Заснуть. Поскорее бы заснуть. Поскорее бы переползти этот горбатый, скользкий мост из сознания в подсознание, который, говорят, отлит из золота чис-той правды. Не хочу я её. Горькая, мерзкая, безысход-ная и мешающая жить по-человечески. Скорее… скорее…  Там, в глубоком сне, всё иначе. Там нет неразрешаемых проблем, нет страха смерти. И страха жизни тоже нет. Там я умею летать. Без крыльев, но легко и свободно. Без тормозов, но безопасно. Я не знаю, как это происходит. Знаю только, что ни одно земное счастье не может сравниться со счастьем свободного полета во сне. А может... может я просто не познавала настоящего земного счастья? Не помню, не знаю, не хочу...  Мама, мама! Не лети так быстро, слышишь меня? Я не успеваю за тобой... Ответь хотя бы - когда я умру, мама! Не знаю, дочка. А почему ты спрашиваешь?..

 

                                  I

– Смотри вперед и не скачи, как коза. Упадешь.

– Не упаду!

– Упадешь, если не будешь смотреть под ноги. Дорога неровная, камней да стекол кругом полно. Упадешь, поранишься.
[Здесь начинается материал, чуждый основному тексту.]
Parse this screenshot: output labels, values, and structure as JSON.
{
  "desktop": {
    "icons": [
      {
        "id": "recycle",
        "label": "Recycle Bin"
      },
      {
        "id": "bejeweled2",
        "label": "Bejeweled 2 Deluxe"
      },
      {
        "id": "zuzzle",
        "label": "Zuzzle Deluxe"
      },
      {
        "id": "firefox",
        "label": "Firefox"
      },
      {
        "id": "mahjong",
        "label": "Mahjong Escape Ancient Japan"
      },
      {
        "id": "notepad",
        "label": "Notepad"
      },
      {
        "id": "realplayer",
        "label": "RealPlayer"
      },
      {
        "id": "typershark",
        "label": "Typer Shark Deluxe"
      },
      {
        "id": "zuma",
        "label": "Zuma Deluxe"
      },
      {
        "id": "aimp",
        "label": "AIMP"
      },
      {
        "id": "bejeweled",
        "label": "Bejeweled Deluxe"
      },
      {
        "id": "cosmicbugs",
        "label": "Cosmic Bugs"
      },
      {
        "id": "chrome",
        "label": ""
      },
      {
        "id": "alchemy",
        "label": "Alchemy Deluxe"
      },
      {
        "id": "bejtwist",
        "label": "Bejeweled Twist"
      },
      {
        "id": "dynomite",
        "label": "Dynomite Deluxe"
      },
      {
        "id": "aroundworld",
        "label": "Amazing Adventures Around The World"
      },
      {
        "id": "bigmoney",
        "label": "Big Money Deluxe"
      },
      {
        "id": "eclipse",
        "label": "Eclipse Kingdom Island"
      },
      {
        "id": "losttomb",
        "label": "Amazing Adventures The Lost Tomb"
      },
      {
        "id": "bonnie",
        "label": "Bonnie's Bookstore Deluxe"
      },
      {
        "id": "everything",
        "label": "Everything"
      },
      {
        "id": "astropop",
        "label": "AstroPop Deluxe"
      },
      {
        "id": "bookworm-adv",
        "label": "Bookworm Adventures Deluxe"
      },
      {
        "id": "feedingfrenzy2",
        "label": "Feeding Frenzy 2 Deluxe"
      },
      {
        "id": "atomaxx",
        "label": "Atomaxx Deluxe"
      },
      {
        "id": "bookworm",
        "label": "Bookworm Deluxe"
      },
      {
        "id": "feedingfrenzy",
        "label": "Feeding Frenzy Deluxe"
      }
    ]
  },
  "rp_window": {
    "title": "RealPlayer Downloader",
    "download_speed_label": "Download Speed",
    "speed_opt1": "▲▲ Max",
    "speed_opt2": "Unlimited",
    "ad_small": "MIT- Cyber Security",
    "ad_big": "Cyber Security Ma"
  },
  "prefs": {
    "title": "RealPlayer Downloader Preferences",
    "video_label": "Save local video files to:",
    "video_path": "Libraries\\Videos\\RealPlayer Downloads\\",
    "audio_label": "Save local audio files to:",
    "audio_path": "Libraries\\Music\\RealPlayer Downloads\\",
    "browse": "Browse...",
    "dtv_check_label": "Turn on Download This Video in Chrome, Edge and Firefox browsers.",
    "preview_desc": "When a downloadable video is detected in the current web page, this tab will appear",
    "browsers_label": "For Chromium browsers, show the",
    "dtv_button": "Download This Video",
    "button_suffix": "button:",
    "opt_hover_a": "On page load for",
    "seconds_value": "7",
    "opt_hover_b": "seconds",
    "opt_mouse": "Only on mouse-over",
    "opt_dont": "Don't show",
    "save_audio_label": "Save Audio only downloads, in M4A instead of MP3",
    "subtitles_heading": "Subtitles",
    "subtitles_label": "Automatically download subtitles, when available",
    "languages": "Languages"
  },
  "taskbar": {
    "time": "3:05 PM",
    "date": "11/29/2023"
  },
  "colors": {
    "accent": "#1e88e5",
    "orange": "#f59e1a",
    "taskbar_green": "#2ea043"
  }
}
…Они идут по широкой, солнечной дороге – мужчина средних лет и вертлявая, румяная девочка. Рука в руке, быстро и весело. Она не помнит, когда и откуда начался путь. Солнце всегда над головой. Он говорит, что они вышли из сиреневой рощи. Но она не помнит.

– Что это?  - девочка остановилась и протянула руку  с вытянутым пальчиком в сторону  холма, утыканного железными  крестами.

–  Это кладбище, – ответил мужчина. - Все там будем…

– А мы не будем! Мне там не нравится! – Девочка засмеялась, чмокнула его руку и запела веселую песенку про улыбку, слона и улитку. Она все время пританцовывала, даже когда хныкала. Мужчина тоже засмеялся и подпел. Он любил это живое, неугомонное существо, которое, само того не подозревая,  не позво-ляло отставать от Солнца.

– Почему мы все время идем? Почему вон те люди, на берегу, сидят, а мы идем? А вон те, в овраге, лежат, а мы опять идем? – подняв лицо кверху и прищурив голубые глазища, спросила она однажды.

– Солнце не может светить всем одновременно. Если ты его только что встретила и радуешься, то кто-то в это же время его проводил и несчастен. Он дрожит в холодной темной ночи и с надеждой ждет возвращения ускользнувшего за горизонт тепла. То есть, он  невольно ждет твоего несчастья. Так устроен мир.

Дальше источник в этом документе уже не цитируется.